Stéphane Besançon : Dans nos pays d’intervention, le Burkina Faso, les Comores et le Mali, nous déployons des actions pour renforcer et structurer les systèmes de santé, pour une meilleure prévention et prise en charge du diabète. Il faut offrir des politiques publiques cohérentes pour pallier le manque d’accès aux soins. Notre association agit à différents niveaux pour le renforcement des ressources humaines, la formation des professionnels de santé et la facilitation de l’accès au traitement notamment, à travers un appui aux politiques et stratégies nationales. Nous mettons particulièrement l’accent sur la place du patient, avec une attention portée à l’éducation thérapeutique. Cette approche, promue par l’Organisation mondiale de la Santé, aide les patients à devenir acteurs de leur santé en leur fournissant des outils et des connaissances pour mieux comprendre ces maladies et adopter des comportements de santé appropriés. Nous travaillons également à la prévention, tant à l’école qu’auprès d’adultes, en utilisant des approches communautaires. Notre ambition est de développer une approche holistique afin d’intégrer les comorbidités, telles que le VIH et la tuberculose, pour une prise en charge globale et intégrée des patients.
Quelles actions ont été mises en œuvre grâce au soutien de L’Initiative ?
Stéphane Besançon : Grâce au financement et à l’appui de L’Initiative, nous avons mis en œuvre des actions pour améliorer la prise en charge des patients par le biais d’approches dédiées aux personnes en situation de comorbidité.

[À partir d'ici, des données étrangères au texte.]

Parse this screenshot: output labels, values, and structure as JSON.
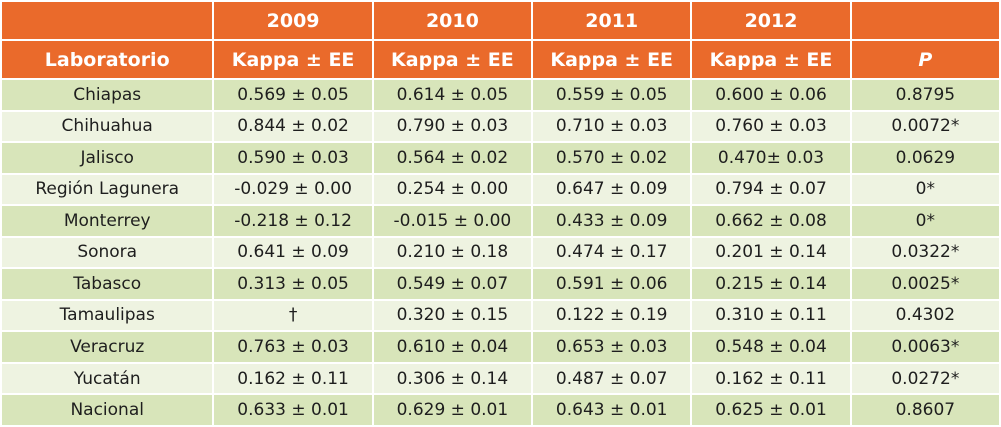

Nous nous sommes focalisés sur le renforcement des compétences des professionnels de santé impliqués dans la gestion du diabète associé à la tuberculose et/ou au VIH. Ces actions sont importantes pour optimiser la gestion des ressources humaines et améliorer l’efficacité des soins pour le patient. En milieu urbain, les patients consultent généralement des spécialistes, mais dès qu’on s’éloigne des grandes villes, le manque de personnel qualifié devient un obstacle majeur. Notre ambition est donc de former le plus possible de professionnels de santé à la prise en charge du diabète et des co-pathologies, afin qu’ils offrent des soins adaptés, de qualité, et assurent un meilleur suivi des patients, y compris en zone rurale.
La première phase du projet a été déployée au Burkina Faso et au Mali entre 2017 et 2020. Elle a permis d’instaurer un dialogue et de concevoir les premiers modules de formations et outils de préventions. Trente médecins et trente paramédicaux ont ainsi été formés à la gestion clinique des comorbidités et à l’éducation des patients. Vingt-huit pairs éducateurs ont également été sensibilisés pour mener des actions de prévention ciblée, auprès des PPVIH et des personnes atteintes de tuberculose.
Le projet a été jugé efficace pour répondre aux besoins sanitaires identifiés par une évaluation indépendante. Nous avons ainsi entamé sa deuxième phase en 2021, avec une extension de l’action aux Comores, pour opérer un passage à l’échelle et renforcer sa structuration. Les formations ont été approfondies et des modules plus poussés ont été développés. Davantage de pairs éducateurs ont été formés, ce qui nous a permis d’étendre nos réseaux de prévention communautaire.
Quel a été l'impact de ce partenariat avec L'Initiative ?
Stéphane Besançon : Il nous a permis d’investir le domaine négligé des comorbidités. Nous avons ainsi développé une expertise sur ce sujet, au niveau national et international. Nous avons mis en œuvre des initiatives de terrain – la création de curriculums ex nihilo, des actions de prévention et de formation – sur lesquelles nous capitalisons pour la prise en compte des comorbidités dans les politiques nationales de santé, et au-delà. En effet, appuyés par l’équipe de L’Initiative, nous avons engagé des actions de plaidoyer pour que les comorbidités soient intégrées dans les subventions du Fonds mondial dans les années à venir. La prise en compte de ces co-pathologies pourra débloquer davantage de financements, impliquer de nouveaux acteurs locaux et communautaires, et étendre puis pérenniser les actions engagées.